Blue agave grows relatively slowly in its early years, and competes poorly with weeds as it does not form a closed canopy. Hence, the surfaces of the beds in the first Australian trial were covered with plastic sheeting to minimise competition from weeds (Fig. 3).

Conclusion
The transport sector uses 60% of global oil production and has relied on fossil-based liquid fuels for more than a century. Large-scale biofuel production has been criticised due to concerns about algal blooms from excessive fertiliser use/runoff and for driving undesired land use change such as deforestation.

Unlike other biofuel feedstocks, agave has the potential to grow on marginal semi-arid agricultural land and would therefore have limited impact on global food production and biodiversity. The challenge now is to develop an agronomic production system for agave bioenergy production.

An agave biofuel industry is more likely to be viable if it is close to existing infrastructure, such as a sugar mill with spare capacity. With sugar prices high it is unlikely that cane farmers would turn over their land to agave, but it’s possible they could consider it for land that is too marginal for sugar cane.

Box: Biofuel Production in Australia
Biodiesel is being produced in Australia from used cooking oil, tallow and canola seed, but availability of feedstock is the main limitation. There is the potential for new crops, such as Indian mustard and pongamia, to be developed for biodiesel production in marginal agricultural land.

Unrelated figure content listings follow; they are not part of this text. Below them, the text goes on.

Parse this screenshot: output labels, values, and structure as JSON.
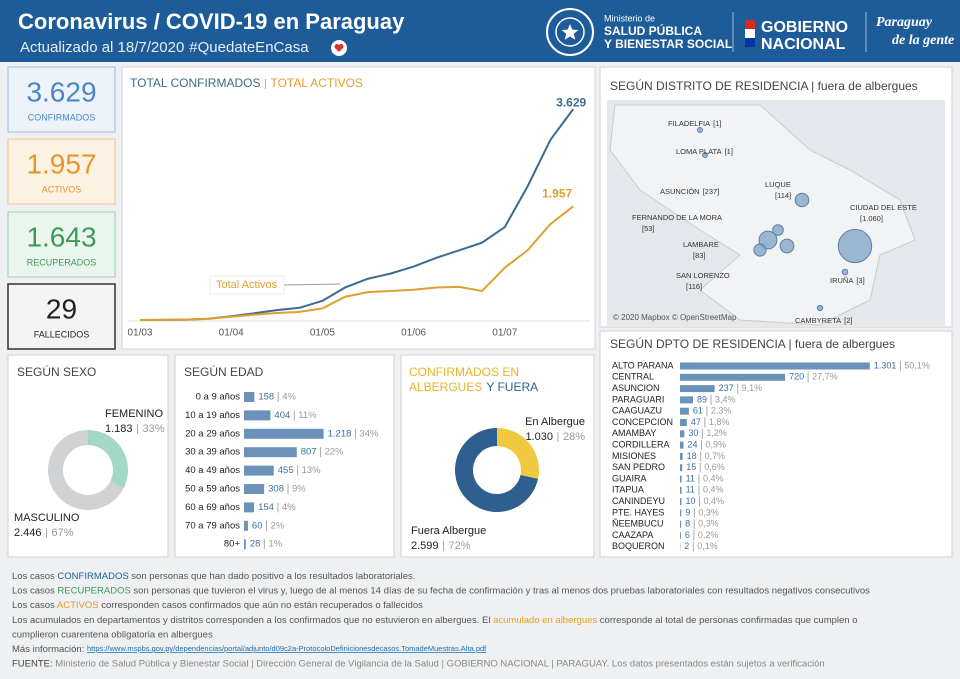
{
  "header": {
    "title": "Coronavirus / COVID-19 en Paraguay",
    "updated": "Actualizado al 18/7/2020",
    "hashtag": "#QuedateEnCasa",
    "ministry": [
      "Ministerio de",
      "SALUD PÚBLICA",
      "Y BIENESTAR SOCIAL"
    ],
    "government": [
      "GOBIERNO",
      "NACIONAL"
    ],
    "brand": [
      "Paraguay",
      "de la gente"
    ]
  },
  "kpis": [
    {
      "value": "3.629",
      "label": "CONFIRMADOS",
      "color": "#4a86c5"
    },
    {
      "value": "1.957",
      "label": "ACTIVOS",
      "color": "#e8962a"
    },
    {
      "value": "1.643",
      "label": "RECUPERADOS",
      "color": "#3d9b5a"
    },
    {
      "value": "29",
      "label": "FALLECIDOS",
      "color": "#222222"
    }
  ],
  "chart_data": [
    {
      "type": "line",
      "title": [
        {
          "text": "TOTAL CONFIRMADOS",
          "color": "#3d6a8e"
        },
        {
          "text": "TOTAL ACTIVOS",
          "color": "#e0a030"
        }
      ],
      "categories": [
        "01/03",
        null,
        null,
        null,
        "01/04",
        null,
        null,
        null,
        "01/05",
        null,
        null,
        null,
        "01/06",
        null,
        null,
        null,
        "01/07",
        null,
        null,
        null
      ],
      "series": [
        {
          "name": "TOTAL CONFIRMADOS",
          "color": "#3d6a8e",
          "values": [
            0,
            2,
            6,
            22,
            65,
            115,
            170,
            210,
            330,
            560,
            710,
            800,
            920,
            1070,
            1200,
            1330,
            1600,
            2300,
            3100,
            3629
          ],
          "value_labels": [
            null,
            null,
            null,
            null,
            null,
            null,
            null,
            null,
            null,
            null,
            null,
            null,
            null,
            null,
            null,
            null,
            null,
            null,
            null,
            "3.629"
          ]
        },
        {
          "name": "TOTAL ACTIVOS",
          "color": "#e0a030",
          "values": [
            0,
            2,
            6,
            20,
            55,
            90,
            120,
            140,
            200,
            400,
            480,
            500,
            520,
            560,
            570,
            500,
            900,
            1200,
            1650,
            1957
          ],
          "value_labels": [
            null,
            null,
            null,
            null,
            null,
            null,
            null,
            null,
            null,
            null,
            null,
            null,
            null,
            null,
            null,
            null,
            null,
            null,
            null,
            "1.957"
          ]
        }
      ],
      "annotation": "Total Activos",
      "ylim": [
        0,
        3700
      ]
    },
    {
      "type": "map",
      "title": "SEGÚN DISTRITO DE RESIDENCIA | fuera de albergues",
      "credit": "© 2020 Mapbox © OpenStreetMap",
      "color": "#7ea1c4",
      "places": [
        {
          "name": "FILADELFIA",
          "value": 1,
          "label": "[1]"
        },
        {
          "name": "LOMA PLATA",
          "value": 1,
          "label": "[1]"
        },
        {
          "name": "ASUNCIÓN",
          "value": 237,
          "label": "[237]"
        },
        {
          "name": "LUQUE",
          "value": 114,
          "label": "[114]"
        },
        {
          "name": "FERNANDO DE LA MORA",
          "value": 53,
          "label": "[53]"
        },
        {
          "name": "LAMBARE",
          "value": 83,
          "label": "[83]"
        },
        {
          "name": "SAN LORENZO",
          "value": 116,
          "label": "[116]"
        },
        {
          "name": "CIUDAD DEL ESTE",
          "value": 1060,
          "label": "[1.060]"
        },
        {
          "name": "IRUÑA",
          "value": 3,
          "label": "[3]"
        },
        {
          "name": "CAMBYRETA",
          "value": 2,
          "label": "[2]"
        }
      ]
    },
    {
      "type": "pie",
      "title": "SEGÚN SEXO",
      "categories": [
        "FEMENINO",
        "MASCULINO"
      ],
      "values": [
        1183,
        2446
      ],
      "value_labels": [
        "1.183",
        "2.446"
      ],
      "percents": [
        33,
        67
      ],
      "percent_labels": [
        "33%",
        "67%"
      ],
      "colors": [
        "#a3d9c4",
        "#d0d2d4"
      ]
    },
    {
      "type": "bar",
      "title": "SEGÚN EDAD",
      "categories": [
        "0 a 9 años",
        "10 a 19 años",
        "20 a 29 años",
        "30 a 39 años",
        "40 a 49 años",
        "50 a 59 años",
        "60 a 69 años",
        "70 a 79 años",
        "80+"
      ],
      "values": [
        158,
        404,
        1218,
        807,
        455,
        308,
        154,
        60,
        28
      ],
      "value_labels": [
        "158",
        "404",
        "1.218",
        "807",
        "455",
        "308",
        "154",
        "60",
        "28"
      ],
      "percents": [
        4,
        11,
        34,
        22,
        13,
        9,
        4,
        2,
        1
      ],
      "percent_labels": [
        "4%",
        "11%",
        "34%",
        "22%",
        "13%",
        "9%",
        "4%",
        "2%",
        "1%"
      ],
      "color": "#6b93b9",
      "xlim": [
        0,
        1300
      ]
    },
    {
      "type": "pie",
      "title": [
        {
          "text": "CONFIRMADOS EN",
          "color": "#e8b425"
        },
        {
          "text": "ALBERGUES",
          "color": "#e8b425"
        },
        {
          "text": "Y FUERA",
          "color": "#2f5f8f"
        }
      ],
      "categories": [
        "En Albergue",
        "Fuera Albergue"
      ],
      "values": [
        1030,
        2599
      ],
      "value_labels": [
        "1.030",
        "2.599"
      ],
      "percents": [
        28,
        72
      ],
      "percent_labels": [
        "28%",
        "72%"
      ],
      "colors": [
        "#f0c940",
        "#2f5f8f"
      ]
    },
    {
      "type": "bar",
      "title": "SEGÚN DPTO DE RESIDENCIA | fuera de albergues",
      "categories": [
        "ALTO PARANA",
        "CENTRAL",
        "ASUNCION",
        "PARAGUARI",
        "CAAGUAZU",
        "CONCEPCION",
        "AMAMBAY",
        "CORDILLERA",
        "MISIONES",
        "SAN PEDRO",
        "GUAIRA",
        "ITAPUA",
        "CANINDEYU",
        "PTE. HAYES",
        "ÑEEMBUCU",
        "CAAZAPA",
        "BOQUERON"
      ],
      "values": [
        1301,
        720,
        237,
        89,
        61,
        47,
        30,
        24,
        18,
        15,
        11,
        11,
        10,
        9,
        8,
        6,
        2
      ],
      "value_labels": [
        "1.301",
        "720",
        "237",
        "89",
        "61",
        "47",
        "30",
        "24",
        "18",
        "15",
        "11",
        "11",
        "10",
        "9",
        "8",
        "6",
        "2"
      ],
      "percents": [
        50.1,
        27.7,
        9.1,
        3.4,
        2.3,
        1.8,
        1.2,
        0.9,
        0.7,
        0.6,
        0.4,
        0.4,
        0.4,
        0.3,
        0.3,
        0.2,
        0.1
      ],
      "percent_labels": [
        "50,1%",
        "27,7%",
        "9,1%",
        "3,4%",
        "2,3%",
        "1,8%",
        "1,2%",
        "0,9%",
        "0,7%",
        "0,6%",
        "0,4%",
        "0,4%",
        "0,4%",
        "0,3%",
        "0,3%",
        "0,2%",
        "0,1%"
      ],
      "color": "#6b93b9",
      "xlim": [
        0,
        1350
      ]
    }
  ],
  "notes": [
    [
      {
        "text": "Los casos "
      },
      {
        "text": "CONFIRMADOS",
        "color": "#1a5fa0"
      },
      {
        "text": " son personas que han dado positivo a los resultados laboratoriales."
      }
    ],
    [
      {
        "text": "Los casos "
      },
      {
        "text": "RECUPERADOS",
        "color": "#3d9b5a"
      },
      {
        "text": " son personas que tuvieron el virus y, luego de al menos 14 días de su fecha de confirmación y tras al menos dos pruebas laboratoriales con resultados negativos consecutivos"
      }
    ],
    [
      {
        "text": "Los casos "
      },
      {
        "text": "ACTIVOS",
        "color": "#e8962a"
      },
      {
        "text": " corresponden casos confirmados que aún no están recuperados o fallecidos"
      }
    ],
    [
      {
        "text": "Los acumulados en departamentos y distritos corresponden a los confirmados que no estuvieron en albergues. El "
      },
      {
        "text": "acumulado en albergues",
        "color": "#e8a020"
      },
      {
        "text": " corresponde al total de personas confirmadas que cumplen o"
      }
    ],
    [
      {
        "text": "cumplieron cuarentena obligatoria en albergues"
      }
    ],
    [
      {
        "text": "Más información: "
      },
      {
        "text": "https://www.mspbs.gov.py/dependencias/portal/adjunto/d09c2a-ProtocoloDefinicionesdecasos.TomadeMuestras.Alta.pdf",
        "color": "#1a6fb0"
      }
    ],
    [
      {
        "text": "FUENTE:",
        "color": "#444444"
      },
      {
        "text": " Ministerio de Salud Pública y Bienestar Social | Dirección General de Vigilancia de la Salud | GOBIERNO NACIONAL | PARAGUAY. Los datos presentados están sujetos a verificación",
        "color": "#888888"
      }
    ]
  ]
}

Bioethanol is produced locally in Australia from sugarcane molasses, grain sorghum, wheat and waste wheat starch, but feedstock availability is also the main limitation here. Many have high hopes for ethanol produced from second-generation cellulosic feedstocks such as crop residues and grass and tree crops, but the production technology is yet to be widely commercialised.

Daniel Tan is a Senior Lecturer in Agronomy at the University of Sydney and President of the NSW Division of the Australian Institute of Agricultural Science and Technology.